CFS Talk: Daniela Berghahn, Far-flung Families in Diasporic European Cinema
Tue 2nd April 2013 17:15 to 19:00
Daniela Berghahn
In the age of globalisation, diasporic and other types of transnational family are increasingly represented on film, yet they have been neglected in film studies. This paper emerges from Daniela Berghahn's ongoing research on the topic. She sees the preponderance of family narratives as related to the family's dual function as a prime site of identity formation and as a trope of belonging. As cinema tends to depict social conflicts and historical transitions indirectly through affective relations in the family, the diasporic family on screen crystallises the emotionally ambivalent response to growing family diversity in western societies. Constructed as Other on account of their ethnicity, language and religion, diasporic families are perceived as a threat to the social cohesion of western host societies. At the same time they often embody a nostalgic longing for the traditional family, imagined in terms of extended kinship ties and superior family values.
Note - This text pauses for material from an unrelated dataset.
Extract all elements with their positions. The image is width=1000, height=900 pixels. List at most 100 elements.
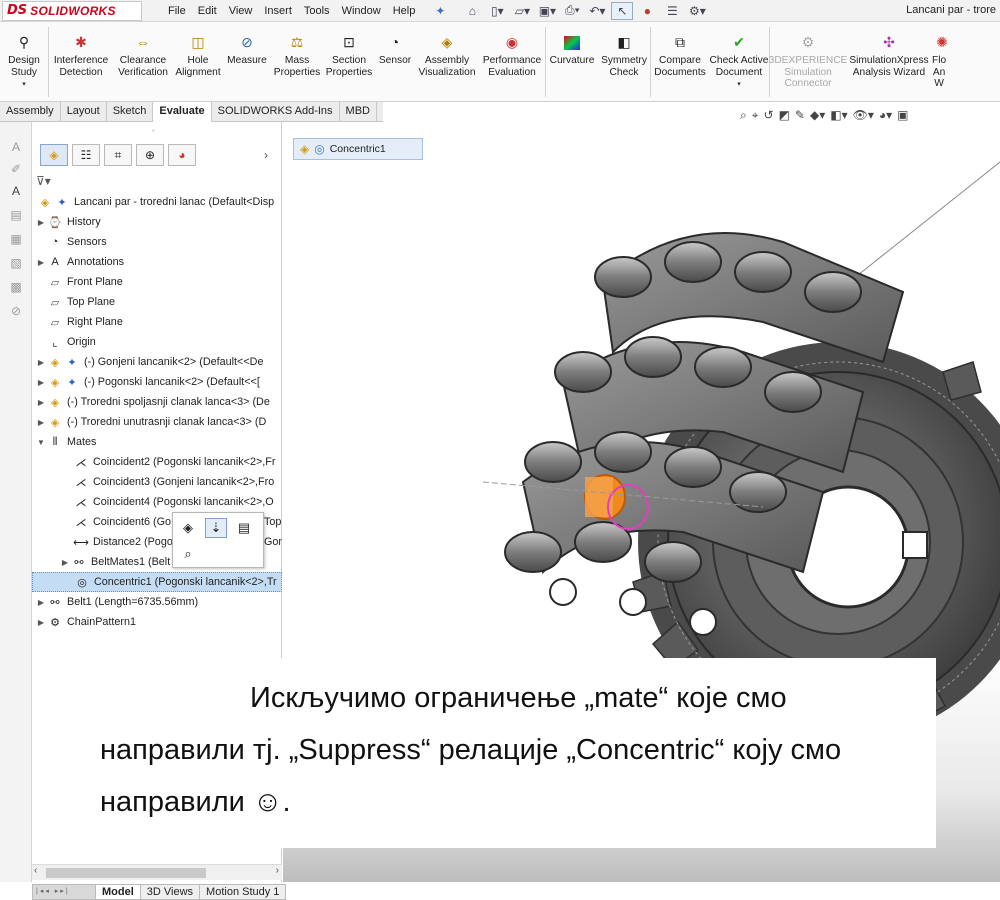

Daniela Berghahn is Professor of Film Studies in the Media Arts Department at Royal Holloway, University of London. She is the author of Raumdarstellung im englischen Roman der Moderne (1989) and Hollywood Behind the Wall: The Cinema of East Germany (2005). Her co-edited books include Unity and Diversity in the New Europe (2000) and Millennial Essays on Film and Other German Studies (2002). She led an AHRC-funded international Research Network on 'Migrant and Diasporic Cinema in Contemporary Europe' (www.migrantcinema.net), the findings of which were published in the anthology European Cinema in Motion: Migrant and Diasporic Film in Contemporary Europe (with Claudia Sternberg, 2010) and in a special issue of New Cinemas, 'Turkish German Dialogues on Screen' (2009). She was awarded an AHRC Research Fellowship for a project on The Diasporic Family in Cinema, the main output of which is a monograph entitled Far-flung Families in Film (forthcoming with Edinburgh University Press, 2013).